Wie Bach zunächst den väterlichen Beruf erlernte, als 16-Jähriger bei dem privaten Musikschullehrer Philipp Muscat in Eschwege lebte und Violinunterricht erhielt und später in Kassel gefördert wurde, zeigte Morgeneyer in seinem Vortrag: Bachs Name ist im Spohr’schen Schülerverzeichnis in Kassel von 1854 zu lesen, er wurde folglich von Louis Spohr unterrichtet.

Christoph Bach: Komponist aus Niederhone

Vermutlich war Kassel auch die Stadt, in der Bach als Straßenmusikant und Leiter einer Tanzkapelle auftrat und bereits komponierte. Nachdem Morgeneyer auf die Recherche zum Standort des Geburtshauses einging, zeichnete er die Umstände der Situation rund um die Emigration der Familie 1855 in die USA nach.

Auftritte mit seinem Orchester im Schlitz-Park, die Tätigkeit im Stadt- und im Pabst-Theater und die Komposition von 100 Märschen, über 100 Potpourries und Fantasien, 25 Konzertwalzern, 20 Overtüren, 20 Liedern und drei komischen Opern sorgten dafür, dass der Komponist, der auch das Klavier und die Bratsche beherrschte, ein angesehener Musiker in Milwaukee war.

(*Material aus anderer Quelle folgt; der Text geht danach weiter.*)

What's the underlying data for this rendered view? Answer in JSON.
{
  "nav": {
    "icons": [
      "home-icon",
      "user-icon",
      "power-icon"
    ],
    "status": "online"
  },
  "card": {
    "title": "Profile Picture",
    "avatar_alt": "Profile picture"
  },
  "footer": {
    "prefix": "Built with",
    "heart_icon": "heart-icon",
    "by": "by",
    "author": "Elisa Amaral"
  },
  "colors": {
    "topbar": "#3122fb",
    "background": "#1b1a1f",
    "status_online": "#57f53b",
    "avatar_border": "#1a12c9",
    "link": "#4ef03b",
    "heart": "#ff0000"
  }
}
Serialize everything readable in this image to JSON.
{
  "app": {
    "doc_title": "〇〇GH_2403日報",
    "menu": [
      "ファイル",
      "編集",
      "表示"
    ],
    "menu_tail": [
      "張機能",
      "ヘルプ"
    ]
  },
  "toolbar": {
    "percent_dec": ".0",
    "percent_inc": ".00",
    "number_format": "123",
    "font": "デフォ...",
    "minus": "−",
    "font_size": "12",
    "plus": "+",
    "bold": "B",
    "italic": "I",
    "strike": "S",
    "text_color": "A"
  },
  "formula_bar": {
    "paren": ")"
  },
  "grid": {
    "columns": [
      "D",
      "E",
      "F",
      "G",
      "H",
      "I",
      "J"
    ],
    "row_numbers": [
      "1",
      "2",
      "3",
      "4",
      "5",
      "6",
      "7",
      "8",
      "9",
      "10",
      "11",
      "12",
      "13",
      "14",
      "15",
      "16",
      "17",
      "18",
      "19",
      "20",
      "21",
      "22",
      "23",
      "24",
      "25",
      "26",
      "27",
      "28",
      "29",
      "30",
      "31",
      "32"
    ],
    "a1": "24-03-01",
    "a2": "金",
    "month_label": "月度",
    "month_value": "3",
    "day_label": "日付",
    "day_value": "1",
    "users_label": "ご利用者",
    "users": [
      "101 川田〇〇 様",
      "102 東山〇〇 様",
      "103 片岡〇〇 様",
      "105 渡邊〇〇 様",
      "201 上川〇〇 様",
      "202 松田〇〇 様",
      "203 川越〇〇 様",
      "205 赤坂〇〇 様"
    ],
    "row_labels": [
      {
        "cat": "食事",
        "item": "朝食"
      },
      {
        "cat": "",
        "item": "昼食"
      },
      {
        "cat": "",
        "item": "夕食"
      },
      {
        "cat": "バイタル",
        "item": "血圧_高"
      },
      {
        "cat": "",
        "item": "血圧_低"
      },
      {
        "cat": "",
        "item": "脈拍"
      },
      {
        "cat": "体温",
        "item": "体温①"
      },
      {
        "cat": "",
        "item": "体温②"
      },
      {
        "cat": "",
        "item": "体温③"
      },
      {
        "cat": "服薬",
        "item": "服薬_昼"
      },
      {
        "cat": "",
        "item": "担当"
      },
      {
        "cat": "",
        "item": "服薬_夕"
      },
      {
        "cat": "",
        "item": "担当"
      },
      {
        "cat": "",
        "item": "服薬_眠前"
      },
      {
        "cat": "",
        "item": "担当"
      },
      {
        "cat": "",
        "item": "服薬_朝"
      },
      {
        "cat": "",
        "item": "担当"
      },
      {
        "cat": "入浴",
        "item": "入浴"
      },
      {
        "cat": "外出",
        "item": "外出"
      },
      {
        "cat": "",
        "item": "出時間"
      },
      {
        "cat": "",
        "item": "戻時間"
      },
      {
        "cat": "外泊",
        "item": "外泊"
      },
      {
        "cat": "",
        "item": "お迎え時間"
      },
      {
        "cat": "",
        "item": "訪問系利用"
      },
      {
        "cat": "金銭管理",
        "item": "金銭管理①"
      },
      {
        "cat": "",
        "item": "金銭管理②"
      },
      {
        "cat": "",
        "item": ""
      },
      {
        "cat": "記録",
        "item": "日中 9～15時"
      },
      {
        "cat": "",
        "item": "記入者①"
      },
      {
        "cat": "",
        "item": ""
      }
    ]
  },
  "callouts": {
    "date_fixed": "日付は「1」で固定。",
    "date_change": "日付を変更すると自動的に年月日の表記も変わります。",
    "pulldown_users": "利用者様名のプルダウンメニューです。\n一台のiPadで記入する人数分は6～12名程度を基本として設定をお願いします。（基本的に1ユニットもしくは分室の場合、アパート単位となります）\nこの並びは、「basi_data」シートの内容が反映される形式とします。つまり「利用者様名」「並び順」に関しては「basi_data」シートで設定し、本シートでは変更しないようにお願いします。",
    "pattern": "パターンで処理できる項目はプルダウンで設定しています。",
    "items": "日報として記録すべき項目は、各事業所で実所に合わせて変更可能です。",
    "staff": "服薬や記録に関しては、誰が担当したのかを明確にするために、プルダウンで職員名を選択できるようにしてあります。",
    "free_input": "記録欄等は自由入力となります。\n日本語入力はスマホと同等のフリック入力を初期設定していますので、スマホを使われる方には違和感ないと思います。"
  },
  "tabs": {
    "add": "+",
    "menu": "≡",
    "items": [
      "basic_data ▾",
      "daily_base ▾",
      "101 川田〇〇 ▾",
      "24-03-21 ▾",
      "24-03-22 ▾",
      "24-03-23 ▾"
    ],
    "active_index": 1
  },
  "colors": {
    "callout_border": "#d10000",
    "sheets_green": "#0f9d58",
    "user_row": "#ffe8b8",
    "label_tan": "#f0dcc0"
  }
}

Hatte die Biografie von Christoph Bach aus Niederhone herausgearbeitet: Hartmut Morgeneyer.
Hatte die Biografie von Christoph Bach aus Niederhone herausgearbeitet: Hartmut Morgeneyer. © Eden-Sophie Rimbach

Die zahlreichen Informationen und auch mehrere Dokumente teilte Morgeneyer mit den Besuchern des Vortrags, wobei Dr. Karl Kollmann, Vorsitzender des Geschichtsvereins, am Ende des Vortrags für die ausführliche Recherche dankte und sagte, dass er sich über einen Aufsatz in den nächsten Eschweger Geschichtsblättern freuen würde. Ab Oktober wird die Vortragsreihe wieder starten. Interessierte erwartet dann unter anderem ein Vortrag über das zirka 2600 Jahre alte Bronze-Schwert von Eschwege, das verschollen ist.